No fundo, são três espectros, no sentido que lhes dá Paul Auster. Para o autor americano todo o humano é um espectro porque, se numa parte da nossa vida nos situamos no centro do nosso equilíbrio psíquico, há demasiados momentos em que flutuamos para os extremos e aí experimentamos não uma sensação de unidade, mas de desequilíbrio, de fissura interior, e os matizes dominam-nos, em função de estados de ânimo, de circunstâncias aleatórias, de fragilidades que não aprendemos a controlar. É o caso destes personagens.
Estes personagens chegaram das suas guerras ocos até à medula, são sacos de ossos com gritos e vozes dentro, as vozes dos que mataram.
O que no fundo procuram eles no asilo para além da pacificação interior?
Procuram que o coração os readmita, que a bateria de intensidades que um coração é reemerja do vazio para que foi atirado, os salve dessa dimensão oca em que ficaram submergidos. O coração que foi submetido a repetidas experiências limites fica como amorfo, incapaz de reagir, congelado como os mortos. É esse o efeito do trauma e pode gerar alucinações. Estes personagens estão à espera de ser exumados ou confirmados como mortos.
Repare-se, a guerra é o território da contingência absoluta. E a contingência significa: o que existe poderia igualmente não existir, a sua existência carece de significado. A guerra atira o homem para a experiência do abismo, do absurdo. Cada homem recrutado para a guerra é um nado-morto. Como se lê, na pág. 31: «Nunca compreendi aquilo, nunca fui capaz de saber porquê o outro era inimigo. Eram gente como nós. Tinham sangue como nós. Eram pretos como nós. Nunca compreendi esse o inimigo». E apesar de não compreender as causas das armas foi obrigado a matar, homens, mulher, crianças, a tornar outros contingentes, a fantasmeá-los. Até perder o seu próprio nome nesse rasto de sangue.

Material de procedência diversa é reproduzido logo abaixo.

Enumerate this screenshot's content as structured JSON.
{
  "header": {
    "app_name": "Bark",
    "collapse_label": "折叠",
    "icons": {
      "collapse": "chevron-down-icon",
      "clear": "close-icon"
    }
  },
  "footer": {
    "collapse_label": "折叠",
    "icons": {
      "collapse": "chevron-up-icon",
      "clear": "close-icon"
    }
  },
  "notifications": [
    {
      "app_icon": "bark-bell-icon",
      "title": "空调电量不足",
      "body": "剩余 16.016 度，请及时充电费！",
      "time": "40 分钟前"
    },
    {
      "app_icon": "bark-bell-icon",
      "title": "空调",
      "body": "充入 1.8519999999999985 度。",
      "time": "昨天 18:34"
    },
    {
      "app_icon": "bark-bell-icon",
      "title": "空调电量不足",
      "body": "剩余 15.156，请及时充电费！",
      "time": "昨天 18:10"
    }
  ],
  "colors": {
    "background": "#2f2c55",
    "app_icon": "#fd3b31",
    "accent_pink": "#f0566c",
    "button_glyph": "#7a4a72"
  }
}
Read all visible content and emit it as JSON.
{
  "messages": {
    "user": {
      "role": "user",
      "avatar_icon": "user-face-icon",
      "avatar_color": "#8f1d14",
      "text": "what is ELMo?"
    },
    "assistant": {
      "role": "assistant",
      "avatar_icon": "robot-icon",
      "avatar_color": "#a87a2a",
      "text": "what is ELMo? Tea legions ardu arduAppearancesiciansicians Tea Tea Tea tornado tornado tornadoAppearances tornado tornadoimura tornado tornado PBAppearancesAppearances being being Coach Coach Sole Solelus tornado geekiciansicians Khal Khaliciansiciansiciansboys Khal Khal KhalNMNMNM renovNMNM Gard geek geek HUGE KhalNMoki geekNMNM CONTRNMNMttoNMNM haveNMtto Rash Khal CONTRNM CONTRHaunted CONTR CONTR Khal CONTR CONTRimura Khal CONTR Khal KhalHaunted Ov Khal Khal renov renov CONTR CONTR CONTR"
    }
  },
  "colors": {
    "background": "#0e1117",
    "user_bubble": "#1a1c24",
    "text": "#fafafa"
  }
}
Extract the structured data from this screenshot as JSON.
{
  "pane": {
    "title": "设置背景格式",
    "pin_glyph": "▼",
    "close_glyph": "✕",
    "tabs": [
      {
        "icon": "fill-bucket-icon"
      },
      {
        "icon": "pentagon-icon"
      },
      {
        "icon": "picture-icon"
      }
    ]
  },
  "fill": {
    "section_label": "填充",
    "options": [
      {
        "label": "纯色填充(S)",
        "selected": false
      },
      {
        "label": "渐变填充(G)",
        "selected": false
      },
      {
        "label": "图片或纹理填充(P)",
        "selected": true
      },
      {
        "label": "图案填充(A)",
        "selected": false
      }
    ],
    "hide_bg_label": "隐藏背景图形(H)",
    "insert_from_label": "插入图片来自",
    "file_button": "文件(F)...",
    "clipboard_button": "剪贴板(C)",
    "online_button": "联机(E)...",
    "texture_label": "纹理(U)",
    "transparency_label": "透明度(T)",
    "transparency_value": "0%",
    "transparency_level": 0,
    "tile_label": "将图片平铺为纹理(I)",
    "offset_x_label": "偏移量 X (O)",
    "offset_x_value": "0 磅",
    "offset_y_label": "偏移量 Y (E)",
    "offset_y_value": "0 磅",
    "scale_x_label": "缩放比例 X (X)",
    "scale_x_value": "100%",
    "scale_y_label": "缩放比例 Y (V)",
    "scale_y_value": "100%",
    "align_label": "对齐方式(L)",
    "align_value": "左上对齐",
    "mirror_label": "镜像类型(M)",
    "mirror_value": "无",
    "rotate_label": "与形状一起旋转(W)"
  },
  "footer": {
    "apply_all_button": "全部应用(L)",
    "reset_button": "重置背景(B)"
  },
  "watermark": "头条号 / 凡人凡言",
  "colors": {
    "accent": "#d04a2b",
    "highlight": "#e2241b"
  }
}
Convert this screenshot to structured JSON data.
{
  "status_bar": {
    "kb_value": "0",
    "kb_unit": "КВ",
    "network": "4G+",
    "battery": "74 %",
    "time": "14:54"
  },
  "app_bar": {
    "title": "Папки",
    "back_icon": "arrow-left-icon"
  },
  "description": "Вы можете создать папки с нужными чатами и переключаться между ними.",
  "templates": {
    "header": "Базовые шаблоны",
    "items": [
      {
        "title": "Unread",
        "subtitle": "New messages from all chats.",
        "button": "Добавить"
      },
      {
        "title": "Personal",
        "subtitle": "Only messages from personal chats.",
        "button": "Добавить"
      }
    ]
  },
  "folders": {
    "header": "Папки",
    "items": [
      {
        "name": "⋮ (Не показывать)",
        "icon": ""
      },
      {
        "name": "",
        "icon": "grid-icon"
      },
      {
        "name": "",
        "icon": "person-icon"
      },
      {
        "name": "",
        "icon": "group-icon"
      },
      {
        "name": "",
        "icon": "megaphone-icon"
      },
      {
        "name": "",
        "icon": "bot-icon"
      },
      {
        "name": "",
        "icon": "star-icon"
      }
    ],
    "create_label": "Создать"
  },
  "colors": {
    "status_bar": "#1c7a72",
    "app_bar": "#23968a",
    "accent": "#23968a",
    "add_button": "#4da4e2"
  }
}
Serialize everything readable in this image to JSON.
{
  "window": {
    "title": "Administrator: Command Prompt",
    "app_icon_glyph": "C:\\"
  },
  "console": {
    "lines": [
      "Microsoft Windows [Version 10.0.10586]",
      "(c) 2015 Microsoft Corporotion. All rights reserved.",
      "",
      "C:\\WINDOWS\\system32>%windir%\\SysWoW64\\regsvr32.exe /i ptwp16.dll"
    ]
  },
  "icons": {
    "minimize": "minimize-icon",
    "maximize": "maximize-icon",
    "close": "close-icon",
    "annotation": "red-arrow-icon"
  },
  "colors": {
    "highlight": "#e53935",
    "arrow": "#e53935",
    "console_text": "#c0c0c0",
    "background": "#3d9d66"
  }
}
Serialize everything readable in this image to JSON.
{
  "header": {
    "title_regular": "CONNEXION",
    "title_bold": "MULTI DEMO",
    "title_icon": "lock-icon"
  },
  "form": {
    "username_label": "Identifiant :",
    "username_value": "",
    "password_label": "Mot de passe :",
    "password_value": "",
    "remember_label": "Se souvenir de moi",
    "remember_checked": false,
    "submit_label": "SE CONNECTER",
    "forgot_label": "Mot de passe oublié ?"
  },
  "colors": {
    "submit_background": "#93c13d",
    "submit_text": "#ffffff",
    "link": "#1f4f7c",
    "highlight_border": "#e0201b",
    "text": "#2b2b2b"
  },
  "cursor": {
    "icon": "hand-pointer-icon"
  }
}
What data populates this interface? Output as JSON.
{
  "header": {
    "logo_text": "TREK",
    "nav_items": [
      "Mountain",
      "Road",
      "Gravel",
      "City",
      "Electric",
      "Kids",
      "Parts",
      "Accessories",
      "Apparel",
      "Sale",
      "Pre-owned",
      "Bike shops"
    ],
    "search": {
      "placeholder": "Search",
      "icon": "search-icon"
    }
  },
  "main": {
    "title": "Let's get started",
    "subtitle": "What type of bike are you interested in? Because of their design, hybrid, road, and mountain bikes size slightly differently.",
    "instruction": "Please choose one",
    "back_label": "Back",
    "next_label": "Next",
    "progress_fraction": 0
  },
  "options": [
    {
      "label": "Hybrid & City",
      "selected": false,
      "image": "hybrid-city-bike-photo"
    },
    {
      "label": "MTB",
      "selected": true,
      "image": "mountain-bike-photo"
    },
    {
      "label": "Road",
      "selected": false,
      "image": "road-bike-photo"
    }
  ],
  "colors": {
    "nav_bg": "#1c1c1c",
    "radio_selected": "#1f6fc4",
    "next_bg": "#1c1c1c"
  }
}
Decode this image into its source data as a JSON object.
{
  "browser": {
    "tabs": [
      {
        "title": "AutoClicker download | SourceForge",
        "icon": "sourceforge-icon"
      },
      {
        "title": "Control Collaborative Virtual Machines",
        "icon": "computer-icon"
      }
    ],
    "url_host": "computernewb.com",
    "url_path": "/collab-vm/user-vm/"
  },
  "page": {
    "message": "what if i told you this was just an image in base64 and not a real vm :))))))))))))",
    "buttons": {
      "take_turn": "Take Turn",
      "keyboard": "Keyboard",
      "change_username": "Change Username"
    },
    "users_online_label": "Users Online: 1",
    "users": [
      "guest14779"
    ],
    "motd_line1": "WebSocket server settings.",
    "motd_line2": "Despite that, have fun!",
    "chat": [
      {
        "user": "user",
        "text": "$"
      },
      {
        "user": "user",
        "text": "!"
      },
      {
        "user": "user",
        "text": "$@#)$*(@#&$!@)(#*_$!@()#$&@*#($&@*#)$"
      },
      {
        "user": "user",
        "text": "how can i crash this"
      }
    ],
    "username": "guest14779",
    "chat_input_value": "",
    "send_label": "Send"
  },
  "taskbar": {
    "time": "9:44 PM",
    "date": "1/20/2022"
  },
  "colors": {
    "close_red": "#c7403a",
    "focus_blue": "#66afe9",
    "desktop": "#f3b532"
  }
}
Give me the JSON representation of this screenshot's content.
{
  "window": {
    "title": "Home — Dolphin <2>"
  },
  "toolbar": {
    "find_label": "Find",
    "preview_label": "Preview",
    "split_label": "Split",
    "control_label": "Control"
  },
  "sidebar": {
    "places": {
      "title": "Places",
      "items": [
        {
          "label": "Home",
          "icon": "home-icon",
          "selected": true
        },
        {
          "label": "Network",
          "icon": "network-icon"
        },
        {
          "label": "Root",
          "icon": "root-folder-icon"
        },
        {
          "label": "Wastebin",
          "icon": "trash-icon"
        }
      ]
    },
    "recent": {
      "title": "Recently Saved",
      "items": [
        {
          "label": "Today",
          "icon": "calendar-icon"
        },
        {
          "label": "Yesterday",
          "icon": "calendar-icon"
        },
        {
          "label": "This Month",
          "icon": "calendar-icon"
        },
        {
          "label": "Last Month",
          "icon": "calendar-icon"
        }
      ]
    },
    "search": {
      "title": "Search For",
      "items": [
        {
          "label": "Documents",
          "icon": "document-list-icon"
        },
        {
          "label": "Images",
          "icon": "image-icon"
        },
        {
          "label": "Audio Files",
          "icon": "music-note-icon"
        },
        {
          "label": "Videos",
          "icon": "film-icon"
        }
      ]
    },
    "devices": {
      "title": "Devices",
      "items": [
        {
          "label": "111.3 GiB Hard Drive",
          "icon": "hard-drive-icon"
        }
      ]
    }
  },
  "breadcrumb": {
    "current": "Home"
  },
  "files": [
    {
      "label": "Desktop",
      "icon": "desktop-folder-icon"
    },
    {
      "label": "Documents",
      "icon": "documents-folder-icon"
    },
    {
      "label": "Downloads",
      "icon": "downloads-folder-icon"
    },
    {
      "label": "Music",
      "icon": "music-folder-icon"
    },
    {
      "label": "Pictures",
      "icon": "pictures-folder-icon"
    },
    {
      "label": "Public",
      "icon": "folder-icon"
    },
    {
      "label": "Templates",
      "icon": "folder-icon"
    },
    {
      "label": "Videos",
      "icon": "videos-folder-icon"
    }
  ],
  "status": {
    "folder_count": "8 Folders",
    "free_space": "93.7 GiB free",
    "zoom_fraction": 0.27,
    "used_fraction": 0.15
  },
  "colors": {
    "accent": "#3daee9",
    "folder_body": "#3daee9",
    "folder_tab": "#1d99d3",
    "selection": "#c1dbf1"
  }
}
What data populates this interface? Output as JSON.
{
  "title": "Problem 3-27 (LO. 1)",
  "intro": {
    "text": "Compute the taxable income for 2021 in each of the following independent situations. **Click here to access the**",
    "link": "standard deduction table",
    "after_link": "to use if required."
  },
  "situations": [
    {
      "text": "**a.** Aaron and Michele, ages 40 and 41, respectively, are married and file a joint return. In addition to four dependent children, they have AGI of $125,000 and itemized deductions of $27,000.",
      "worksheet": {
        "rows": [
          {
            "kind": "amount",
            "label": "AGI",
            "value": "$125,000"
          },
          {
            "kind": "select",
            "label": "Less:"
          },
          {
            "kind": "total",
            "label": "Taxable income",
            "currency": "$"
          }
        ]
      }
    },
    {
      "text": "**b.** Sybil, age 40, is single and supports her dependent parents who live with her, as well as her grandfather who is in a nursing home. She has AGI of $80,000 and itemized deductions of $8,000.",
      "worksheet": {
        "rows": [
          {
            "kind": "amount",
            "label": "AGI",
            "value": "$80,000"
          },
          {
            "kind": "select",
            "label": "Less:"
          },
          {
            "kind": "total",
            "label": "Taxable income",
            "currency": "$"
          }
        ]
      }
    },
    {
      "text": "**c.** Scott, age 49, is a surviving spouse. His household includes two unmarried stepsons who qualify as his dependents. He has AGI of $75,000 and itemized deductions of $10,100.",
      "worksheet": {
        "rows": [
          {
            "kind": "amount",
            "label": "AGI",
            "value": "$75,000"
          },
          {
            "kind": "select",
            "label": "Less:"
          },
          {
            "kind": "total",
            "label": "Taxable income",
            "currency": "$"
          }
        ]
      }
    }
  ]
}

Eis o absurdo que está no centro deste livro, a sua denúncia. Porque neste livro foca-se o Mal: a ausência de boas razões no mundo, entregue aos lances e às situações absurdas. Neste sentido à linhagem deste livro busque-se em Albert Camus, em Céline, que tem aliás direito a uma epígrafe, onde se lê: «Estar sozinho é treinarmo-nos para a morte.»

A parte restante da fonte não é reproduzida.